Garden to Table’s programme and kaupapa was profiled in Mindfood magazine’s April 2021 issue. Here’s a snippet:

WATCHING OUR CHILDREN GROW

School gardens are teaching students more than how to grow, harvest, prepare and share food. They are also helping kids improve their literacy and social skills, enhance their wellbeing and giving them a foundation for healthy eating for life.

There is a different kind of learning going on in schools across Australia and New Zealand. In these lessons, the classroom is outdoors. Instead of a whiteboard, they have a garden. Instead of a pen and paper, they have a shovel and gloves.

School gardens are not a novel concept. They were thought to have started as early as 1819 in Germany; they were even prescribed by law in countries such as Austria and Sweden in 1869, Yet nowadays, these school gardens are doing much more than growing food. Their benefits reach beyond gardening and food education to improving financial and literacy skills, environmental knowledge, physical health and mental and social wellbeing for students.

“Our programme is in the ‘solutions world’,” says Ani Brunet.

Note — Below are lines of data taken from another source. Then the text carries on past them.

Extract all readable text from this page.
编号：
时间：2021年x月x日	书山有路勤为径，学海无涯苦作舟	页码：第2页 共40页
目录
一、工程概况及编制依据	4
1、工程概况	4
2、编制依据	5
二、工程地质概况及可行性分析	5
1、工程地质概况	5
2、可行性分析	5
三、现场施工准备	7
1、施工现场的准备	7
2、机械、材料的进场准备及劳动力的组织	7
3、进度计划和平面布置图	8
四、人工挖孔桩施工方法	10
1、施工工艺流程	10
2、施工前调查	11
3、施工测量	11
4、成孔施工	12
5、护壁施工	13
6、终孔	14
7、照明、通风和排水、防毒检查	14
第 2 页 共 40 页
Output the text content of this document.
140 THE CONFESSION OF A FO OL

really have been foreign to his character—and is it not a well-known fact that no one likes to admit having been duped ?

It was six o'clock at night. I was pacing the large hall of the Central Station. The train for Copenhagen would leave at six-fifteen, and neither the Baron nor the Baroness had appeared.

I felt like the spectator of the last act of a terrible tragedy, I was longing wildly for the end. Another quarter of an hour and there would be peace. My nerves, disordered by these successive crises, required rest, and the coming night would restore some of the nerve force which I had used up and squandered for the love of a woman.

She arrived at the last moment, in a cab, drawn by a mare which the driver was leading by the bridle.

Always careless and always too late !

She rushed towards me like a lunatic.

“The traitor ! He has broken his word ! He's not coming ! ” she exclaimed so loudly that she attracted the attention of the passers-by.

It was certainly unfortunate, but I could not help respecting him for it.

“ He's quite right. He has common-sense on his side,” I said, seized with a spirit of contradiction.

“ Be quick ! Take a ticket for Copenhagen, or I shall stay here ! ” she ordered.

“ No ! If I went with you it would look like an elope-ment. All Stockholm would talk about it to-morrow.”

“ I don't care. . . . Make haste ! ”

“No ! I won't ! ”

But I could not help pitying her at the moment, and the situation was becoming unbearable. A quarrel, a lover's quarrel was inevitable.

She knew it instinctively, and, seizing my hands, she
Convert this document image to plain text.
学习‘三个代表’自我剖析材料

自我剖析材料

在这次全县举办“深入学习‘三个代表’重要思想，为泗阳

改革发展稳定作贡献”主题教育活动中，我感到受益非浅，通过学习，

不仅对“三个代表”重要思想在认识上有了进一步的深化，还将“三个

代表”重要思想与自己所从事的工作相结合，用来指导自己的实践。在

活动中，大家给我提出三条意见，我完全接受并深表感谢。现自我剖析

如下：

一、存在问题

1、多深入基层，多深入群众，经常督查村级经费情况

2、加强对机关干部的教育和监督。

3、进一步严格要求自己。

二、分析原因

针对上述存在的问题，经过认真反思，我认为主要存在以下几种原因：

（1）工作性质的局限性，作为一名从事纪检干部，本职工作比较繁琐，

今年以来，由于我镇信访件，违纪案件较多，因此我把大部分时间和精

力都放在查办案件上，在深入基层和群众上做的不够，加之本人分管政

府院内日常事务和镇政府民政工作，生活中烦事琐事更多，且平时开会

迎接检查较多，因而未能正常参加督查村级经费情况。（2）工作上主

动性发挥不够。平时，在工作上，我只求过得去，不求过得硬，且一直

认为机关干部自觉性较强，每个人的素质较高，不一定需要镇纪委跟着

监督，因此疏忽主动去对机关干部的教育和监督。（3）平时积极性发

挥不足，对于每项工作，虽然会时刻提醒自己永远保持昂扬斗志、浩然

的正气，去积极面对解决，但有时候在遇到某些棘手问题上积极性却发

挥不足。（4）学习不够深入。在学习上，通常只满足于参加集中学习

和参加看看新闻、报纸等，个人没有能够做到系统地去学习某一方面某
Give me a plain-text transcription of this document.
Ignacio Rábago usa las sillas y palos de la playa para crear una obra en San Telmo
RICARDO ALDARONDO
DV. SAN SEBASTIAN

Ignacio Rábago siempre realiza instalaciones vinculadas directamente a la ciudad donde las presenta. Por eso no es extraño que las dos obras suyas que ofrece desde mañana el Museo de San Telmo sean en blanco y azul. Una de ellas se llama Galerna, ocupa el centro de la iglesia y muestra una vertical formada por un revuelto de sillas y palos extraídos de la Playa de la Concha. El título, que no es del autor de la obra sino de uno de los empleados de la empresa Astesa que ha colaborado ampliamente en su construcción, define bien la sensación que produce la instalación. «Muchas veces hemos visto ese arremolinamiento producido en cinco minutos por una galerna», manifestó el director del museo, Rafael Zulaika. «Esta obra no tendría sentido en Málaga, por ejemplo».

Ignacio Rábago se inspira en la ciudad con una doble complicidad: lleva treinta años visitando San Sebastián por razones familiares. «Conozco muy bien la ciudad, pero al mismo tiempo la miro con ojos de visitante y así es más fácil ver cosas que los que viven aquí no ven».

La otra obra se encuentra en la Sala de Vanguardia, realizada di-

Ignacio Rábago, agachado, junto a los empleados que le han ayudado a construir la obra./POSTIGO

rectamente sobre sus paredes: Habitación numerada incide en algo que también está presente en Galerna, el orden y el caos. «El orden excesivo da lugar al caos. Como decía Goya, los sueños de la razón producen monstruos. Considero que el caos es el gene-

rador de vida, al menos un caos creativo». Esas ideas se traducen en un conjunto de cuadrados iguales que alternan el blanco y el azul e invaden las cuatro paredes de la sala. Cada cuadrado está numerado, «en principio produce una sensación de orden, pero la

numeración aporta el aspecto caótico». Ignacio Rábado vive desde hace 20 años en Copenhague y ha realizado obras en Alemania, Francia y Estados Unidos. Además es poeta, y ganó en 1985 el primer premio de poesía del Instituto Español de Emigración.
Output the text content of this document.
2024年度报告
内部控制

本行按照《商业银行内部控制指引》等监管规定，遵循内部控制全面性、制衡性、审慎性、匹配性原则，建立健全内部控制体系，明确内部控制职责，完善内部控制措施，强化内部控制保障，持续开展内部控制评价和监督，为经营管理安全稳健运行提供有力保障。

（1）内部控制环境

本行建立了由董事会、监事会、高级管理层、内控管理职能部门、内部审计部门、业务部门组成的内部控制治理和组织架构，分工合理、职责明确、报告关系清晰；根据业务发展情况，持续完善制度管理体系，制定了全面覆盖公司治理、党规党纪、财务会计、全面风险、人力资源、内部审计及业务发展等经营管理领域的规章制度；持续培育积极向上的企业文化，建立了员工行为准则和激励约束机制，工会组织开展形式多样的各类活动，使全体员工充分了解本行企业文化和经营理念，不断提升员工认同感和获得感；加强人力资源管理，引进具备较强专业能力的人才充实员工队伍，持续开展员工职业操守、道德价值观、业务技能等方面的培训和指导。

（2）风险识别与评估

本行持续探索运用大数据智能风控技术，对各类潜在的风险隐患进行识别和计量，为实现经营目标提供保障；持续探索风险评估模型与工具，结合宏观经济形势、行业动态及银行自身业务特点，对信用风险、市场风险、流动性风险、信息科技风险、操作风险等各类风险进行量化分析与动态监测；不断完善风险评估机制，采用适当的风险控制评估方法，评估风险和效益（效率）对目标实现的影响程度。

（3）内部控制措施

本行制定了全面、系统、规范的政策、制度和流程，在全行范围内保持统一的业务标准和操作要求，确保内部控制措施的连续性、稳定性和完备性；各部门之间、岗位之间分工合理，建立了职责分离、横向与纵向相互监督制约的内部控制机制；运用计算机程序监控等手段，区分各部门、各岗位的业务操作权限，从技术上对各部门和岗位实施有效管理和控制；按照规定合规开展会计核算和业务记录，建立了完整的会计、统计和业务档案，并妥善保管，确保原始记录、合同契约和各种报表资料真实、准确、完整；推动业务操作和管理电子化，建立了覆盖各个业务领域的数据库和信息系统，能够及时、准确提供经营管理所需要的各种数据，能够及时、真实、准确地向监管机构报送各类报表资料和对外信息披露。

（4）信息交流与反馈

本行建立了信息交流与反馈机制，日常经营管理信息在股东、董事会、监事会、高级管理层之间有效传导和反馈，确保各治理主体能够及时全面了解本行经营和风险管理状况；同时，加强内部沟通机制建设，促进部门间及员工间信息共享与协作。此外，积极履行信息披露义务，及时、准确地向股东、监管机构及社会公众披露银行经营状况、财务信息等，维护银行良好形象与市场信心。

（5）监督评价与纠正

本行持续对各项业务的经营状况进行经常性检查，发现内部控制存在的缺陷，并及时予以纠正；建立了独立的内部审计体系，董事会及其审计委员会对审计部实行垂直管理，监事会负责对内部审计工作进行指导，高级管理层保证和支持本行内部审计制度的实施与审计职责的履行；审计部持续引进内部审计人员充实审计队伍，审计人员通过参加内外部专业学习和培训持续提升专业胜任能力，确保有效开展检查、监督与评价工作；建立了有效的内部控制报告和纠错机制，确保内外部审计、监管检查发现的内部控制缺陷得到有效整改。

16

She is the chief executive officer of the Garden to Table Charitable Trust, a New Zealand charity that works with primary-school-aged children in a curriculum-integrated gardening and food education programme.

“These life skills empower children to make a difference,” she says. “Learning to grow, harvest, prepare and share food makes a positive difference in a wide range of areas from health and wellbeing, food resilience and food poverty, climate change and sustainability, through to social connection and mental health.”